Bij het aantrekken van de schaatsen speelde zich een weer eens iets af: tientallen keren had in mentaal mijn acties gerepeteerd. Om te voorkomen dat ik de hele tocht met een of twee natte sokken zou moeten rijden: eerst schaatsen neerleggen, rugzakje open, plastic tasje eruit (tegen natte billen), zitten, schoen 1 uit, schaats 1 aan, schoen 2 uit, schaats 2 aan, schoenen in rugtasje en opeens kwam de ritssluiting van mijn rugtasje muurvast te zitten! Ik moet bekennen dat ik toen een korte maar intense monoloog met mijn Schepper had. Gelukkig kreeg ik uiteindelijk de ritssluiting los. De eerste meters ijs waren bezaaid met zand doordat de mensen over het ijs naar de bankjes waren gelopen, maar daarna was het ijs van goede kwaliteit. Ik dacht er nog aan dat al dat zand op het ijs nu niet echt goed was voor mijn - tot dan toe - vlijmscherpe schaatsen. Een honderdtal meters verder schaatste ik geholpen door de wind met een fikse vaart over de Zwette richting Sneek.

 

Leeuwarden: geschatte starttijd: 10 : 30

In het begin was het kanaal tamelijk breed en het ijs was van goede kwaliteit: geen grote scheuren en schoon. In het begin was het toch wel druk op het ijs. Rondom mij schaatsten vele anderen. Het viel mij op dat al ik al in het begin vele mensen voorbij ging, die op de een of andere manier niet als "professionele schaatser" oogden. Ondanks de waarschuwingen zich goed te kleden zag ik een aantal mensen in spijkerbroek schaatsen of simpelweg met een dikke gebreide trui met een das. Die mensen zouden het nog moeilijk krijgen. Het viel mij op dat het eigenlijk direct na de start vrij stil was langs de route in vergelijking met de drukte bij de startplaats.

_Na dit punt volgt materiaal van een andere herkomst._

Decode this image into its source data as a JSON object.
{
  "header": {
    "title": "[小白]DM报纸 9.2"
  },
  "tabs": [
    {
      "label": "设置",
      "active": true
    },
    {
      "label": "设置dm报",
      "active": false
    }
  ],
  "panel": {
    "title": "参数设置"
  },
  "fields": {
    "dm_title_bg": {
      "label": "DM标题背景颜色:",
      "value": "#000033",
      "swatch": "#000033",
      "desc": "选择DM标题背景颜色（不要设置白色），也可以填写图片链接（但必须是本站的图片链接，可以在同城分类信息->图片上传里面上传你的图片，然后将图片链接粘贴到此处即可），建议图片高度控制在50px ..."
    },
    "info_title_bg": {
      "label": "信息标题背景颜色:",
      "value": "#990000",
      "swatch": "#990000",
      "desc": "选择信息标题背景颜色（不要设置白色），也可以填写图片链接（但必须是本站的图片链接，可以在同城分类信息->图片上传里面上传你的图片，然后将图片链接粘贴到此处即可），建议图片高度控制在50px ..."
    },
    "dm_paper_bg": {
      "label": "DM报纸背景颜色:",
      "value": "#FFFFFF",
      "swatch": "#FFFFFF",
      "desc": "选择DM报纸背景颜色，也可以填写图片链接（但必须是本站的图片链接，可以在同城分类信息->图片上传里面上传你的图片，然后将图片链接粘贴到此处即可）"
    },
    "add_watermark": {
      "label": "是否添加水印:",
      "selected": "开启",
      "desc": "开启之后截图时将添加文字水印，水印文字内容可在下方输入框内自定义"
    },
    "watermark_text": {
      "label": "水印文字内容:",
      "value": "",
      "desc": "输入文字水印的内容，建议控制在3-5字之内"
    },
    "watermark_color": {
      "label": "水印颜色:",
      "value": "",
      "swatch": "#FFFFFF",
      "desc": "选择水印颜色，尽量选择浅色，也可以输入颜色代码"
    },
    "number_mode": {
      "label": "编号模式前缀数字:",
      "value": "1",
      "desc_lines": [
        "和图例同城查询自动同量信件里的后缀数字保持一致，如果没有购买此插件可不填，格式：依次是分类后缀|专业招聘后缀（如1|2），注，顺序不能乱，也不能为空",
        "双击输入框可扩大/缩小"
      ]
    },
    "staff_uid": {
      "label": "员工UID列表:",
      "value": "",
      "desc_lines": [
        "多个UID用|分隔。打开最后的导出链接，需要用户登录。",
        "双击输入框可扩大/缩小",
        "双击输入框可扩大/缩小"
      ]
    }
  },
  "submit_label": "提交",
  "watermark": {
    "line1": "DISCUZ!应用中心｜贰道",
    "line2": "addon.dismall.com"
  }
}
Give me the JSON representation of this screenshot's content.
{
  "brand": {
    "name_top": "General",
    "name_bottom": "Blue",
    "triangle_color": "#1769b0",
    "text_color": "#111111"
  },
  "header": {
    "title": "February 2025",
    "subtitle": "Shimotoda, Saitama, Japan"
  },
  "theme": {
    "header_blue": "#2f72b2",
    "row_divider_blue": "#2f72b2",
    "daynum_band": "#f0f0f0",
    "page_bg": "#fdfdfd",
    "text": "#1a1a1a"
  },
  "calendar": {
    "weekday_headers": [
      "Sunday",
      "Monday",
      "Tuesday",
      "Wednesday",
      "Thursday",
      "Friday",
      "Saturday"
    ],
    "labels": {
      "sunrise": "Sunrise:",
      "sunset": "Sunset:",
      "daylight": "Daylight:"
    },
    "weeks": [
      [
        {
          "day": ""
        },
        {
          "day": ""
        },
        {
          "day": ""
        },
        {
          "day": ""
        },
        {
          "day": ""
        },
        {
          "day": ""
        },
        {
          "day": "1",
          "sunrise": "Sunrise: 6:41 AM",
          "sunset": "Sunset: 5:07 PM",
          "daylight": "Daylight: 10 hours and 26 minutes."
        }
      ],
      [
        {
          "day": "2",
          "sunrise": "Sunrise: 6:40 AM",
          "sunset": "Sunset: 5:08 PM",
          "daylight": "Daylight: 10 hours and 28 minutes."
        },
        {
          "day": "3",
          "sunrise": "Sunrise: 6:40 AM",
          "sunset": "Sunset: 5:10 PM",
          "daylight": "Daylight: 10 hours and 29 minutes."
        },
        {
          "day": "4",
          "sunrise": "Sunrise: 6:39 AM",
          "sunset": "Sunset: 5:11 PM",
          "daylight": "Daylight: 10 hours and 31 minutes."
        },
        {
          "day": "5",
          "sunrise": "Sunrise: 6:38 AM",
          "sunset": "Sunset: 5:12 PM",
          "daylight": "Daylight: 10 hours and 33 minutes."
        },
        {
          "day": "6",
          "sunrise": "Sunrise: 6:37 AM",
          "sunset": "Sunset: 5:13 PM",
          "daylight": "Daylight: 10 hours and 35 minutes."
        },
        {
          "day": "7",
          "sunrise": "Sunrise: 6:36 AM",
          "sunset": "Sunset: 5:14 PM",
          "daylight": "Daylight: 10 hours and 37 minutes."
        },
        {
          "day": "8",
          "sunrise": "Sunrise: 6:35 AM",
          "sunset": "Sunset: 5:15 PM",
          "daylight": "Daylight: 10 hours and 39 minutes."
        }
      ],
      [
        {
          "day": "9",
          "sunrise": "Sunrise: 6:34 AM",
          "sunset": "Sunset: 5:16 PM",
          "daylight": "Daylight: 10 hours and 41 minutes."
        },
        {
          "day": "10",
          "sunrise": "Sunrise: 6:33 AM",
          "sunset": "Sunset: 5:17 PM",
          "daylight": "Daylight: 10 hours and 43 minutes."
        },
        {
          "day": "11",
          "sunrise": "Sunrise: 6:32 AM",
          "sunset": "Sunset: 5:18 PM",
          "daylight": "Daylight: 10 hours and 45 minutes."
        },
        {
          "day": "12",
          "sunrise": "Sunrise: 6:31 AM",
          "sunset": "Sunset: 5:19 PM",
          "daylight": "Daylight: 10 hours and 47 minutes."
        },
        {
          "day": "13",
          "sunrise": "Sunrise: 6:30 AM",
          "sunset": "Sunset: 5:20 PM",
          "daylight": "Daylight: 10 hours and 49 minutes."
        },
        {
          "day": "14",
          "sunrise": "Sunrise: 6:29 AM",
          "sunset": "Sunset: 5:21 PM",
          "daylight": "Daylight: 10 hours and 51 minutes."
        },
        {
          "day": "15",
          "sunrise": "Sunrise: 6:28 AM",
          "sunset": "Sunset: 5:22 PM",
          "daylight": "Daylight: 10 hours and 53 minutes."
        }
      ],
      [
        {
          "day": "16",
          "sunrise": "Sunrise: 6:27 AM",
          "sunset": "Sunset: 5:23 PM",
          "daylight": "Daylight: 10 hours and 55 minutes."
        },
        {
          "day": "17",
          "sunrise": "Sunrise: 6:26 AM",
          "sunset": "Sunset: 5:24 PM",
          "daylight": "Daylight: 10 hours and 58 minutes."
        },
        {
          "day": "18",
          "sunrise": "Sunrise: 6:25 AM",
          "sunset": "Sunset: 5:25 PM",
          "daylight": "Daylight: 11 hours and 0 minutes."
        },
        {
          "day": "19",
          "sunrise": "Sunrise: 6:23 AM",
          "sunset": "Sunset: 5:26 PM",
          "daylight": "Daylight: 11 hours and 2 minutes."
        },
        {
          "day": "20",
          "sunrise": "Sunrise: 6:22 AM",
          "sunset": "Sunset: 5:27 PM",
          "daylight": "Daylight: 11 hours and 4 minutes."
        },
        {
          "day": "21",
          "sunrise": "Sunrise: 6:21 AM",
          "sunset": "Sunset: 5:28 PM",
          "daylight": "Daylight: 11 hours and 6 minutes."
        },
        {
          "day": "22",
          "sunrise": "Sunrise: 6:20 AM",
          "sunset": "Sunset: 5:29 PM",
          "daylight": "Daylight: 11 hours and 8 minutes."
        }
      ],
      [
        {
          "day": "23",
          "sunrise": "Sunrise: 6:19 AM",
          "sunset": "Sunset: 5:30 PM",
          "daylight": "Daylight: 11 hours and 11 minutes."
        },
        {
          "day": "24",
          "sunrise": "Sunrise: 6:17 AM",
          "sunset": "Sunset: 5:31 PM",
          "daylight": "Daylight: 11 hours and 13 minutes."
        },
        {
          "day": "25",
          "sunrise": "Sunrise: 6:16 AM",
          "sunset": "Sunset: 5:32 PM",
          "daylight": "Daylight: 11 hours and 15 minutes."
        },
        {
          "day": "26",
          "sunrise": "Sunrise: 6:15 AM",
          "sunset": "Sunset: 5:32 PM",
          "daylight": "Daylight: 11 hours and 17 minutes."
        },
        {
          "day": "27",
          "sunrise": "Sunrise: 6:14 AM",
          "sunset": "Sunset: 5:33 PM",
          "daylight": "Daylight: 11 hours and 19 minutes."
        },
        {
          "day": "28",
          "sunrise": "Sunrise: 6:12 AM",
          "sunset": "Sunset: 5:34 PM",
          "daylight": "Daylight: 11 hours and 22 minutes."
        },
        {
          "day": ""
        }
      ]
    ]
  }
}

Ik passeerde een brug waaraan een spandoek hing met de tekst: "Kom op, 't is maar één rondje!". Inderdaad, het was maar één rondje te gaan. Bij bruggen en bruggetjes stonden altijd wel mensen om je aan te moedigen. Ook later langs de kant bij huisjes en boerderijtjes stonden mensen, soms met een spandoek met teksten zoals: "zet "m op, Tjibbe!" of iets van die strekking. Tot mijn grote verrassing ging het allemaal voorbeeldig. Op een zeker moment flitste zelfs de term "weggevertje" door mijn hoofd. Nu de wind in de rug en later, als ik hem tegen zou krijgen, zou deze gaan liggen, hadden ze beloofd. Niet bleek later minder waar.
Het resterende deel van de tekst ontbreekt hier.